Source code for picmaker.io

"""File I/O helpers — read raw image arrays, write output, and label parsing.

This module is **named** ``io`` but it is NOT the stdlib :mod:`io`
module. To avoid the shadowing trap, always use absolute imports
(``from picmaker.io import X``) and never write ``import io`` inside the
``picmaker`` package. The stdlib ``io`` module is reachable from any
non-``picmaker`` file unchanged.
"""

import os
import pickle
import warnings
from collections.abc import Sequence
from pathlib import Path
from typing import Any, NamedTuple, cast

import astropy.io.fits as pyfits
import numpy as np
import pdsparser
from numpy.typing import NDArray
from PIL import Image
from vicar import VicarError, VicarImage

from picmaker import instruments
from picmaker.pil_utils import array_to_pil, pil_to_array
from picmaker.tiff16 import ReadTiff16

# Reader-cascade ``filter_info`` element: ``(inst_host, inst_id, filter_name)``
# or ``None``. The inner ``filter_name`` may be a 2-tuple for HST (see
# :func:`picmaker.instruments.hst.detect_fits`), which keeps the static type as
# ``tuple[str, str, Any] | None`` rather than ``tuple[str, str, str] | None``.
FilterInfo = tuple[str, str, Any] | None

# Selector for multi-image files. FITS and PDS3 both accept an integer index
# or a pointer/HDU name; FITS additionally accepts a list/tuple of such
# selectors when stacking multiple HDUs into one 3-D array. Sequence is
# spelled out as list/tuple (not Sequence[...]) because ``str`` is itself
# a Sequence[str] and the runtime branches use ``isinstance(obj, (list,
# tuple))`` to discriminate.
ObjectSelector = int | str | list[int | str] | tuple[int | str, ...] | None



[docs]
class ReadResult(NamedTuple):
    """Triple returned by the reader cascade.

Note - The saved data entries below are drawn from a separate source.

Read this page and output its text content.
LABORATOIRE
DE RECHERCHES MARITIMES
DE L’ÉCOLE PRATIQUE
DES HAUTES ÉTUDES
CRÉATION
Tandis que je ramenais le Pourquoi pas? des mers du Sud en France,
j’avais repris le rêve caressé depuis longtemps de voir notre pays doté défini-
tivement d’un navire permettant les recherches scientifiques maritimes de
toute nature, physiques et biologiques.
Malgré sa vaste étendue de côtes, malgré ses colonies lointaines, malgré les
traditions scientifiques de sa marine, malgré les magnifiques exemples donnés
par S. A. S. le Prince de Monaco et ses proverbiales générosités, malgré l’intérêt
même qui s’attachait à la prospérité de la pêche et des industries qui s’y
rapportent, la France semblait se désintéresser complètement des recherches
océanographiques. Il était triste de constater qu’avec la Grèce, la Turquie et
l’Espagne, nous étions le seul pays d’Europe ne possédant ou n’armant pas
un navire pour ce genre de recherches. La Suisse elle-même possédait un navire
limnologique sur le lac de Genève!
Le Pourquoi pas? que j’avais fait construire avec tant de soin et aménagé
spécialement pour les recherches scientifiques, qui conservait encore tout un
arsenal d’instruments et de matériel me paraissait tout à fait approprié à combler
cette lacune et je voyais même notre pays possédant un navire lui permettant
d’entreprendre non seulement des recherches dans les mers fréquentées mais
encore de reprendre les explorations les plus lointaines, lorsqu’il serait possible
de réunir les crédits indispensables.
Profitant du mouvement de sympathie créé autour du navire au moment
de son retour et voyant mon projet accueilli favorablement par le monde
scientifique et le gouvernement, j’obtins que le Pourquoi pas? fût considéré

    A :class:`typing.NamedTuple` so callers can use either positional
    unpacking (``array, up, info = read_one_image_array(...)``) or
    attribute access (``result.array3d``) interchangeably.
    """

    #: 3-D numpy array indexed ``(bands, lines, samples)``.
    array3d: NDArray[Any]
    #: True if the per-instrument default display orientation is upward
    #: (line numbers increase upward).
    default_is_up: bool
    #: ``(inst_host, inst_id, filter_name)`` or ``None`` if no registered
    #: instrument matched. ``filter_name`` is usually a string but is a
    #: 2-tuple for some HST conventions.
    filter_info: FilterInfo




[docs]
def read_image_array(
    filename: str | Sequence[str | os.PathLike[str]],
    labelfile: str | os.PathLike[str] | None,
    obj: ObjectSelector = None,
    hst: bool = False,
    *,
    pds3_label_method: str = 'strict',
) -> ReadResult:
    """Read one or more image files and return a stacked 3-D array.

    Parameters:
        filename: An input file name, or a list of file names whose
            arrays should be stacked together. Files can be in VICAR,
            FITS, TIFF, ``.npy``, or pickle format.
        labelfile: Optional path to a PDS3 label file.
        obj: Index or name of the object to load when the file contains
            multiple image objects. If a list/tuple, multiple objects
            are stacked.
        hst: True to mosaic an HST image involving multiple CCDs.
        pds3_label_method: Forwarded to :class:`pdsparser.PdsLabel` as
            its ``method=`` argument when a PDS3 ``.LBL`` is parsed
            (``'strict'``, ``'loose'``, ``'compound'``, or ``'fast'``).

    Returns:
        ``(array3d, display_upward, filter_info)``:

        * ``array3d`` — 3-D numpy array.
        * ``display_upward`` — True if the default display orientation
          is upward.
        * ``filter_info`` — Optional ``(inst_host, inst_id, filter)``
          tuple.
    """
    if isinstance(filename, str):
        return read_one_image_array(
            filename, labelfile, obj, hst,
            pds3_label_method=pds3_label_method,
        )

    results = []
    for k in range(len(filename)):
        results.append(read_one_image_array(
            filename[k], labelfile, None, hst,
            pds3_label_method=pds3_label_method,
        ))

    arrays = [r[0] for r in results]
    for k in range(len(arrays)):
        array = arrays[k]
        if len(array.shape) < 3:
            arrays[k] = np.reshape(array, (1, *array.shape))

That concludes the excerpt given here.